The single entry point for matching is valentine_match. It takes an iterable of DataFrames and a matcher instance, and returns a MatcherResults mapping — see the Matcher results guide for everything you can do with it.

import pandas as pd
from valentine import valentine_match
from valentine.algorithms import Coma

df1 = pd.read_csv("source_candidates.csv")
df2 = pd.read_csv("target_candidates.csv")

matcher = Coma(use_instances=True)
matches = valentine_match([df1, df2], matcher)

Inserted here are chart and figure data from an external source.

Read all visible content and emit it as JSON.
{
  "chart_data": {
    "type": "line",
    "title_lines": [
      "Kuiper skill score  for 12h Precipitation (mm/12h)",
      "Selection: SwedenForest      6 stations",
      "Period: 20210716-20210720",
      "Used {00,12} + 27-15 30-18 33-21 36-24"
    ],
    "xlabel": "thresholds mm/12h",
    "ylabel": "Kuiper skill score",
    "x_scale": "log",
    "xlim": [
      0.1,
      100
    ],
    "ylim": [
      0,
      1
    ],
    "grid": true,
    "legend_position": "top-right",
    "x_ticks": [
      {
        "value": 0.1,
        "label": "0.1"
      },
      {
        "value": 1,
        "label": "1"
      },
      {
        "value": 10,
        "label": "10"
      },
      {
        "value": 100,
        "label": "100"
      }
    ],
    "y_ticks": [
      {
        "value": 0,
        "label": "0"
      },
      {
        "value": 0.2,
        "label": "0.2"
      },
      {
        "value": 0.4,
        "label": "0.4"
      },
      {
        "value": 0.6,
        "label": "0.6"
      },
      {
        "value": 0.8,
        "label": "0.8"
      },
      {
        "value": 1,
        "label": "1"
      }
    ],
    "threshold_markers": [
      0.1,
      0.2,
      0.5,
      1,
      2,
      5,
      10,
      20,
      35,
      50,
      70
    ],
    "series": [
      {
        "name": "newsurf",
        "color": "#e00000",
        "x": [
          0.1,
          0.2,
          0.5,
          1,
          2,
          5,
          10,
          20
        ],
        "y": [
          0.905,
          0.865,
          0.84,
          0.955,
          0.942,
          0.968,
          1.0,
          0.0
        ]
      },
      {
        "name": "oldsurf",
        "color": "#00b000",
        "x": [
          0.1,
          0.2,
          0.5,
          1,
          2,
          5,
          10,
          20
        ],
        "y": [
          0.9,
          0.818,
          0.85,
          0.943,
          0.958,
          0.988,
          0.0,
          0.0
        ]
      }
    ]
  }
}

for pair, score in matches.items():
    print(f"{pair.source_column} <-> {pair.target_column}: {score:.3f}")

Table names

Each ColumnPair key in the results carries both a source_table and a target_table. By default these default to "aaa", "bbb", "ccc", … — low-similarity names that won't bias schema-based matchers. Pass df_names=["sales", "orders", ...] to set your own.

Matching many DataFrames

Pass any iterable of DataFrames — list, tuple, generator — and Valentine computes all unique pairs:

matches = valentine_match(
    [sales_df, orders_df, products_df],
    Coma(),
    df_names=["sales", "orders", "products"],
)

Each matcher decides for itself how to handle the batch. Algorithms that benefit from a holistic view of all tables (Coma's TF-IDF corpus, SimilarityFlooding's IDF weights, DistributionBased's global ranks) override get_matches_batch so their statistics reflect the entire input rather than just the current pair.

Picking a matcher

Valentine ships with five matching algorithms covering both schema- and instance-based matching:

Matcher Type Good at
Coma Schema + Instance General-purpose, interpretable, well-tuned
Cupid Schema only Tree/linguistic similarity
DistributionBased Instance only Numeric & categorical value distributions
JaccardDistanceMatcher Instance only Exact/fuzzy Jaccard on value sets
SimilarityFlooding Schema only Graph-based fixpoint propagation

See Matchers for the conceptual guide, or jump straight to the API reference for parameter defaults.

Evaluating a match

If you have a ground truth — a list of expected column pairs — Valentine computes Precision, Recall, F1 and other metrics in one call:

ground_truth = [
    ("emp_id", "employee_number"),
    ("fname",  "first_name"),
    ("lname",  "last_name"),
    ("dept",   "department"),
]

metrics = matches.get_metrics(ground_truth)
print(metrics)

Full details are in Evaluation metrics, with the method signature documented under MatcherResults.get_metrics.